Fábio Takechi, 44 anos, diretor comercial, de São Paulo

A experiência clínica dos especialistas e estudos recentes indicam que a cirurgia de redução de estômago é capaz de provocar a remissão da diabetes tipo 2. Geralmente associada à obesidade, a doença é caracterizada pela incapacidade de o organismo aproveitar corretamente a insulina, o hormônio que possibilita a entrada nas células da glicose que circula no sangue. O acúmulo de glicose prejudica diversas funções e eleva o risco para enfermidades cardiovasculares.

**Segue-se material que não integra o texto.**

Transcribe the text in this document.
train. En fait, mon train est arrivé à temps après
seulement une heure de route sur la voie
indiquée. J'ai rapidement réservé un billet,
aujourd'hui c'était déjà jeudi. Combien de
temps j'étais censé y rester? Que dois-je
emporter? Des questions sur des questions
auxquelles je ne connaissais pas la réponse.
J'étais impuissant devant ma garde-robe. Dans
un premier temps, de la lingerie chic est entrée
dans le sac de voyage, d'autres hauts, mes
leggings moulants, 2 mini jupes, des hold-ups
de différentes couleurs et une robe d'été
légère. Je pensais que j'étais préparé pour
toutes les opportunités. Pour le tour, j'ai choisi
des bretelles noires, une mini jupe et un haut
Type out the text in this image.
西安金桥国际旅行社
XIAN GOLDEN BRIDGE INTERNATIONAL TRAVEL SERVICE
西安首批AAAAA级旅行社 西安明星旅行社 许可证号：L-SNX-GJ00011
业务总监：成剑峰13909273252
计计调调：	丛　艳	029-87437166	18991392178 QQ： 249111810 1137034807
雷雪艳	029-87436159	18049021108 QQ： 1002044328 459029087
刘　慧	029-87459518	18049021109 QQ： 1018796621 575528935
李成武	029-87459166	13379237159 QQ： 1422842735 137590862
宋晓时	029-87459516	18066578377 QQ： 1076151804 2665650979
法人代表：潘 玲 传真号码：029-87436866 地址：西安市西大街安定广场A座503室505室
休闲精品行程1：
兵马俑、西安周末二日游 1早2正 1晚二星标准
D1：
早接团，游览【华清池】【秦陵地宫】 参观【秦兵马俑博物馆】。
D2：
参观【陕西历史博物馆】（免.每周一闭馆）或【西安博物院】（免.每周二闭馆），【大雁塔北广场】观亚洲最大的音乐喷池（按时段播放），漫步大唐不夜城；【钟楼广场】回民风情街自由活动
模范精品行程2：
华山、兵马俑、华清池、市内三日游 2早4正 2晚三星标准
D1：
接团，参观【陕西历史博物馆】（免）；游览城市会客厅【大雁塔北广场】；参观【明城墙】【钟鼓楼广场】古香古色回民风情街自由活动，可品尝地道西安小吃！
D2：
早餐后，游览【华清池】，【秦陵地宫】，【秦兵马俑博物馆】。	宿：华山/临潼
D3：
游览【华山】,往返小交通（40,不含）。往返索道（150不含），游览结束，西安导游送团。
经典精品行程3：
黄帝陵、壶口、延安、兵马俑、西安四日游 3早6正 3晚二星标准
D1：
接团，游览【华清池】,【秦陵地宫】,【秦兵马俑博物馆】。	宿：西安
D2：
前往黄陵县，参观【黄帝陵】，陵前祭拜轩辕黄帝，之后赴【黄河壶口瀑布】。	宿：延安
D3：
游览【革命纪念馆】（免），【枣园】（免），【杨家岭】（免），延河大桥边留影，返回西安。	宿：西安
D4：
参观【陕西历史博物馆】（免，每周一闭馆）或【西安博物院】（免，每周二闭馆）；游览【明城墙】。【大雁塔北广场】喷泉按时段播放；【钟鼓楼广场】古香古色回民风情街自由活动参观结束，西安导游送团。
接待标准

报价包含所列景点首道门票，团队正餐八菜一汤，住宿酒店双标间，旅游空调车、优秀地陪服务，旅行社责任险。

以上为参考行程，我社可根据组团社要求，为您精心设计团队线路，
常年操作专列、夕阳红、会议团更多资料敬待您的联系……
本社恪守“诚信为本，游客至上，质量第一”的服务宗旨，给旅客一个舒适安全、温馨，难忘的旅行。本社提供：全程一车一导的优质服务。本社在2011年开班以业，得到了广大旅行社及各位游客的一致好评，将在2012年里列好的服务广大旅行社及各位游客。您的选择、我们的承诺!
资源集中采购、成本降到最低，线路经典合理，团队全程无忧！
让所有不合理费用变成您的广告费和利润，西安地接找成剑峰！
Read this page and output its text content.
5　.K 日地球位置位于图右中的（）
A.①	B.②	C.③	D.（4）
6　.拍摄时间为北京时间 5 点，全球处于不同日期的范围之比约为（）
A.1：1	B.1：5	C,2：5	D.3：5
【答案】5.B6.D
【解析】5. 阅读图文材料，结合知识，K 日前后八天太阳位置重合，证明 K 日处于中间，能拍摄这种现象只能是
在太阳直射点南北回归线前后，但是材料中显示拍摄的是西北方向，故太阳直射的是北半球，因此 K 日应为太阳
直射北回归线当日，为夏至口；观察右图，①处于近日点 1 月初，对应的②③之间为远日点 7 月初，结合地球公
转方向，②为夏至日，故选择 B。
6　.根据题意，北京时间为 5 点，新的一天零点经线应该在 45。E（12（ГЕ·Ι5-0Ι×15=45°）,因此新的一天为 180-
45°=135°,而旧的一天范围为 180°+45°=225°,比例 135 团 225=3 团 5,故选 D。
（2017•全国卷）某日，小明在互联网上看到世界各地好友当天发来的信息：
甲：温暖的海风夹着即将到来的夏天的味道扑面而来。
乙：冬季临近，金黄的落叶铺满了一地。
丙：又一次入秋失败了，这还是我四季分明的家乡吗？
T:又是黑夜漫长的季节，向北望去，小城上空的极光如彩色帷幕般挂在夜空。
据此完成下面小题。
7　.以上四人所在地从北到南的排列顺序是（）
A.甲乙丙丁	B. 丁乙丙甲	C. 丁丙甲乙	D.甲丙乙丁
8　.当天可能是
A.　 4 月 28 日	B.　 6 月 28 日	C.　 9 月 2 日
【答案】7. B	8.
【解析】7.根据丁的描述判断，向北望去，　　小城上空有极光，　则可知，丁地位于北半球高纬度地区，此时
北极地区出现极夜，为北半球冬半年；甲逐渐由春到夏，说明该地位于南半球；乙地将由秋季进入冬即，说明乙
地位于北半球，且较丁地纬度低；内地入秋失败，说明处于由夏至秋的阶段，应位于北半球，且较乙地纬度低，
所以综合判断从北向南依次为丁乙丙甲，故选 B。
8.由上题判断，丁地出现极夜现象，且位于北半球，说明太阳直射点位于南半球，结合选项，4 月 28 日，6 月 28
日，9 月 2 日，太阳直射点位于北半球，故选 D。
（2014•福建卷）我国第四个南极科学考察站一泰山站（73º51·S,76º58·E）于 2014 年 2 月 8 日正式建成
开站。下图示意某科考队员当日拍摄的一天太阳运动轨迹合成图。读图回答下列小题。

Nos últimos dois meses, dois importantes trabalhos demonstraram o poder da cirurgia no combate à doença. Em março, o respeitado jornal científico “The New England Journal of Medicine” publicou a pesquisa sobre a técnica realizada pelo New York Presbiterian Hospital (EUA) e Universidade Católica de Roma (Itália). Os cientistas constataram que a operação permitiu a remissão da doença (os índices de glicose voltaram ao normal) em 95% dos pacientes que passaram pela cirurgia de bypass por Y de Roux, a mais bem-sucedida para essa finalidade. Em junho, será editada na “Diabetes Care” outra publicação científica importante, um estudo brasileiro que chegou a um índice de 88% de doentes que entraram em remissão após serem submetidos ao mesmo método e a outros 11% nos quais houve melhoria significativa da glicemia. O Brasil, que virou referência no assunto, também sediou no último fim de semana o Congresso Internacional de Cirurgia Metabólica.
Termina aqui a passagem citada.